Tuesday, January 6, 2009

First Ride of the New Year: Tucson RTE

A new riding year and it's off to Tucson AZ for an MTF RTE. The last time I was westbound beyond San Antonio's borders was when I rode to San Diego for the 50CC. This trip two fellow MTF members - Ray and Don - would be joining me in the ride from TX to AZ. We met in Kerrville Dec 29 for dinner at Cracker Barrel, then got on the road early the next day to ride some of Hill Country's best offerings. Highway 16 and FM 337 tortured us on tight, steep twists, spitting us out in Leakey where we headed south on US-83 to US-90. The many low water crossings were bone dry - thankfully - and no deer were spotted.
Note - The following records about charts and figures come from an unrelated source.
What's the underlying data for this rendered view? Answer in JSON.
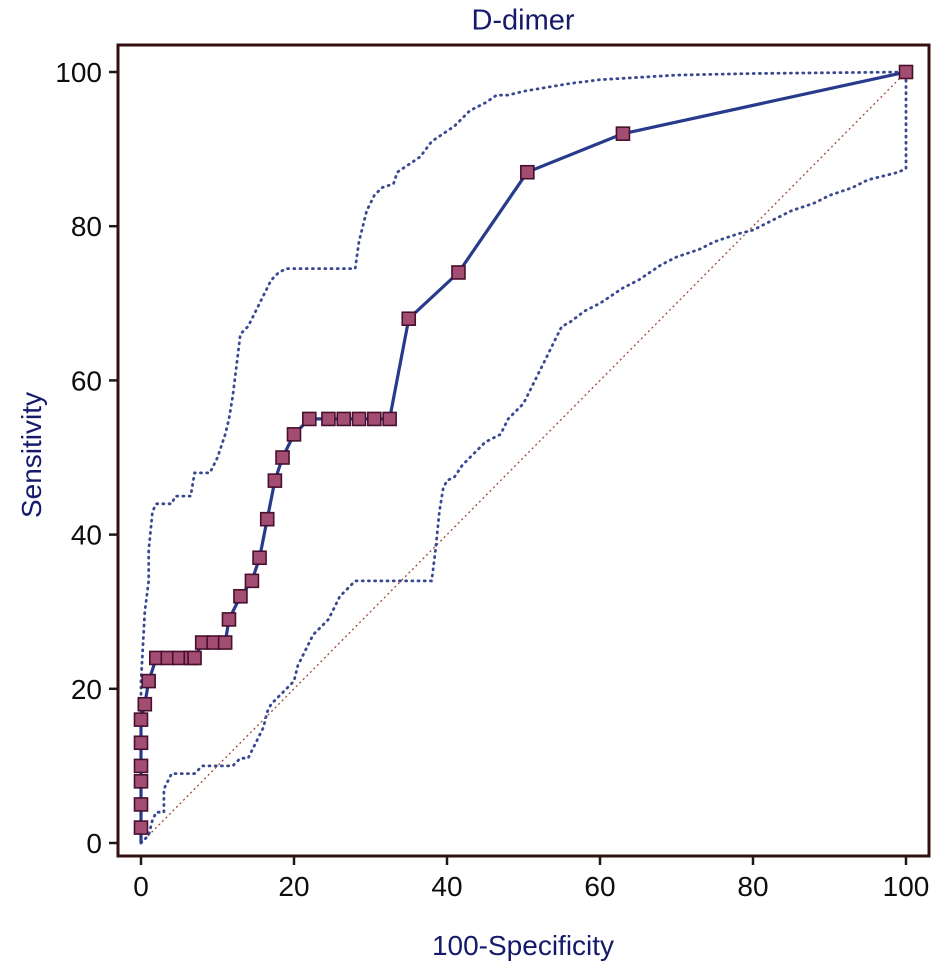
{
  "chart_data": {
    "type": "line",
    "title": "D-dimer",
    "xlabel": "100-Specificity",
    "ylabel": "Sensitivity",
    "xlim": [
      0,
      100
    ],
    "ylim": [
      0,
      100
    ],
    "x_ticks": [
      0,
      20,
      40,
      60,
      80,
      100
    ],
    "y_ticks": [
      0,
      20,
      40,
      60,
      80,
      100
    ],
    "grid": false,
    "legend": "none",
    "colors": {
      "title": "#151a6a",
      "axis_label": "#151a6a",
      "tick_label": "#0d0d0d",
      "frame": "#33100f",
      "tick": "#1a1a1a",
      "roc_line": "#283a8c",
      "marker_fill": "#a34d72",
      "marker_stroke": "#47102e",
      "ci_line": "#3a4890",
      "reference_line": "#9e4b3b"
    },
    "series": [
      {
        "id": "reference-diagonal",
        "name": "Chance reference line",
        "color": "#9e4b3b",
        "width": 1.3,
        "dash": "2 3",
        "points": [
          [
            0,
            0
          ],
          [
            100,
            100
          ]
        ]
      },
      {
        "id": "ci-upper",
        "name": "95% CI upper bound",
        "color": "#3a4890",
        "width": 2.8,
        "dash": "1 5.2",
        "linecap": "round",
        "points": [
          [
            0,
            0
          ],
          [
            0,
            21
          ],
          [
            0.5,
            30
          ],
          [
            1,
            34
          ],
          [
            1,
            38
          ],
          [
            1.5,
            43
          ],
          [
            2,
            44
          ],
          [
            4,
            44
          ],
          [
            4.5,
            45
          ],
          [
            6.5,
            45
          ],
          [
            7,
            48
          ],
          [
            9,
            48
          ],
          [
            9.5,
            49
          ],
          [
            10,
            50
          ],
          [
            11,
            53
          ],
          [
            11.5,
            55
          ],
          [
            12,
            58
          ],
          [
            12.5,
            62
          ],
          [
            13,
            66
          ],
          [
            14,
            67
          ],
          [
            15,
            69
          ],
          [
            16,
            71
          ],
          [
            17,
            73
          ],
          [
            18,
            74
          ],
          [
            19,
            74.5
          ],
          [
            28,
            74.5
          ],
          [
            28.5,
            78
          ],
          [
            29.5,
            82
          ],
          [
            30.5,
            84
          ],
          [
            31.5,
            85
          ],
          [
            33,
            85.5
          ],
          [
            33.5,
            87
          ],
          [
            35,
            88
          ],
          [
            36.5,
            89
          ],
          [
            38,
            91
          ],
          [
            39.5,
            92
          ],
          [
            41,
            93
          ],
          [
            43,
            95
          ],
          [
            45,
            96
          ],
          [
            46.5,
            97
          ],
          [
            48,
            97
          ],
          [
            50,
            97.5
          ],
          [
            53,
            98
          ],
          [
            56,
            98.5
          ],
          [
            60,
            99
          ],
          [
            65,
            99.3
          ],
          [
            70,
            99.6
          ],
          [
            80,
            99.8
          ],
          [
            100,
            100
          ]
        ]
      },
      {
        "id": "ci-lower",
        "name": "95% CI lower bound",
        "color": "#3a4890",
        "width": 2.8,
        "dash": "1 5.2",
        "linecap": "round",
        "points": [
          [
            0,
            0
          ],
          [
            1,
            1
          ],
          [
            1.5,
            3
          ],
          [
            2,
            4
          ],
          [
            3,
            4
          ],
          [
            3,
            7
          ],
          [
            3.5,
            8
          ],
          [
            4,
            9
          ],
          [
            7,
            9
          ],
          [
            7.5,
            9.5
          ],
          [
            8,
            10
          ],
          [
            12,
            10
          ],
          [
            12.5,
            10.5
          ],
          [
            13,
            11
          ],
          [
            14,
            11
          ],
          [
            15,
            13
          ],
          [
            16,
            15
          ],
          [
            16.5,
            17
          ],
          [
            17,
            18
          ],
          [
            18,
            19
          ],
          [
            19,
            20
          ],
          [
            20,
            21
          ],
          [
            20.5,
            23
          ],
          [
            21,
            24
          ],
          [
            22,
            26
          ],
          [
            22.5,
            27
          ],
          [
            23.5,
            28
          ],
          [
            24.5,
            29
          ],
          [
            25,
            30
          ],
          [
            26,
            32
          ],
          [
            27,
            33
          ],
          [
            28,
            34
          ],
          [
            38,
            34
          ],
          [
            38.5,
            38
          ],
          [
            39,
            43
          ],
          [
            39.5,
            46
          ],
          [
            40,
            47
          ],
          [
            41,
            47.5
          ],
          [
            42,
            49
          ],
          [
            43,
            50
          ],
          [
            44,
            51
          ],
          [
            45,
            52
          ],
          [
            46,
            52.5
          ],
          [
            47,
            53
          ],
          [
            48,
            55
          ],
          [
            50,
            57
          ],
          [
            51,
            59
          ],
          [
            52,
            61
          ],
          [
            53,
            63
          ],
          [
            54,
            65
          ],
          [
            55,
            67
          ],
          [
            56,
            67.5
          ],
          [
            58,
            69
          ],
          [
            60,
            70
          ],
          [
            63,
            72
          ],
          [
            65,
            73
          ],
          [
            68,
            75
          ],
          [
            70,
            76
          ],
          [
            73,
            77
          ],
          [
            75,
            78
          ],
          [
            78,
            79
          ],
          [
            80,
            79.5
          ],
          [
            83,
            81
          ],
          [
            85,
            82
          ],
          [
            88,
            83
          ],
          [
            90,
            84
          ],
          [
            93,
            85
          ],
          [
            95,
            86
          ],
          [
            97,
            86.5
          ],
          [
            99,
            87
          ],
          [
            100,
            87.5
          ],
          [
            100,
            100
          ]
        ]
      },
      {
        "id": "roc-curve",
        "name": "D-dimer ROC curve",
        "color": "#283a8c",
        "width": 3.2,
        "marker": "square",
        "marker_size": 13,
        "marker_fill": "#a34d72",
        "marker_stroke": "#47102e",
        "marker_skip_first": true,
        "points": [
          [
            0,
            0
          ],
          [
            0,
            2
          ],
          [
            0,
            5
          ],
          [
            0,
            8
          ],
          [
            0,
            10
          ],
          [
            0,
            13
          ],
          [
            0,
            16
          ],
          [
            0.5,
            18
          ],
          [
            1,
            21
          ],
          [
            2,
            24
          ],
          [
            3.5,
            24
          ],
          [
            5,
            24
          ],
          [
            6.5,
            24
          ],
          [
            7,
            24
          ],
          [
            8,
            26
          ],
          [
            9.5,
            26
          ],
          [
            11,
            26
          ],
          [
            11.5,
            29
          ],
          [
            13,
            32
          ],
          [
            14.5,
            34
          ],
          [
            15.5,
            37
          ],
          [
            16.5,
            42
          ],
          [
            17.5,
            47
          ],
          [
            18.5,
            50
          ],
          [
            20,
            53
          ],
          [
            22,
            55
          ],
          [
            24.5,
            55
          ],
          [
            26.5,
            55
          ],
          [
            28.5,
            55
          ],
          [
            30.5,
            55
          ],
          [
            32.5,
            55
          ],
          [
            35,
            68
          ],
          [
            41.5,
            74
          ],
          [
            50.5,
            87
          ],
          [
            63,
            92
          ],
          [
            100,
            100
          ]
        ]
      }
    ]
  }
}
We had lunch in Del Rio and then turned due west into a strong head wind. A must-stop along this stretch of the greater Pecos is the Pecos River overlook. The waters were high, and the Rio Grande could easily be seen at the mouth of the Pecos. A little further along 90, Langtry sits amidst the dust and cactus, the dry air preserving the original saloon where Judge Roy Bean meted out his justice. The visitor center is a good place to take a break. Walking through the old saloon, leaning on the old wooden bar, Don wondered at the history that took place in that small room. This is the original building, rescued and preserved by Texas state park commission. Judge Roy Bean built another building behind the saloon, and called it the Opera House. He was smitten by Lily Langtry and hoped that the new building would convince her to come to Texas. She did come, but just months after Judge Bean died.

The next gas opportunity would be Sanderson, and it would be a stretch for one of our riders, on a Suzuki DR-650. Our stop for the night - New Year's Eve - would be Ft. Davis and we arrived just as it was getting dark. The late afternoon sunlight reflected on the mountains, turning them a rich orange as we rode north toward town. The air was getting brisk, but I hardly noticed, as I enjoyed the high speed sweepers on 118.

Not much was open in town, except the restaurant at the Lympia Hotel, so we continued to the Ft. Davis Motor Inn, got checked in, and rode back to town for dinner. We had a bottle of champagne tucked on one of the bikes, so had an early New Year's celebration. I was tired and ready to call it an early night. We'd have a very long day the next day.

Temps were in the low 40's when we left the motel and rode north on 118 toward McDonald Observatory. The visitor center was closed and two of the three of us didn't care to ride to the top, so we continued on 118 north through very pretty and deserted country. Beyond the Observatory, the road becomes very narrow and twisty, as it climbs and dips over the rugged terrain. Coming around one of the tight twists I could see ahead to the next hairpin and noticed Don's brake lights. When I'd caught up with him, there were two enormous bucks standing on the shoulder. They were frozen in place and I had a few moments to admire the really large antlers on the one on the right. The one on the left was certainly a prize specimen as well. As Ray caught up, the two deer bolted off the shoulder and into the woods.

We turned onto 166 to continue riding the Davis Mountain Loop. This stretch of road was more relaxed, with fewer tight turns but many roller coaster hills. As the road turned south I had a fantastic image of Don on his bike with Baldy Peak in the background. It would have made a winning photo for sure! We turned west onto 505 which would take us to 90 and a straight shot northwest to Van Horn and I-10.

It would be all business getting to Tucson before dark. Gas stops were brief and we took no lunch break, intent on getting into Tucson. We would be staying at the Red Roof Inn with a Dennys next door, a perfect place to spend the next two days.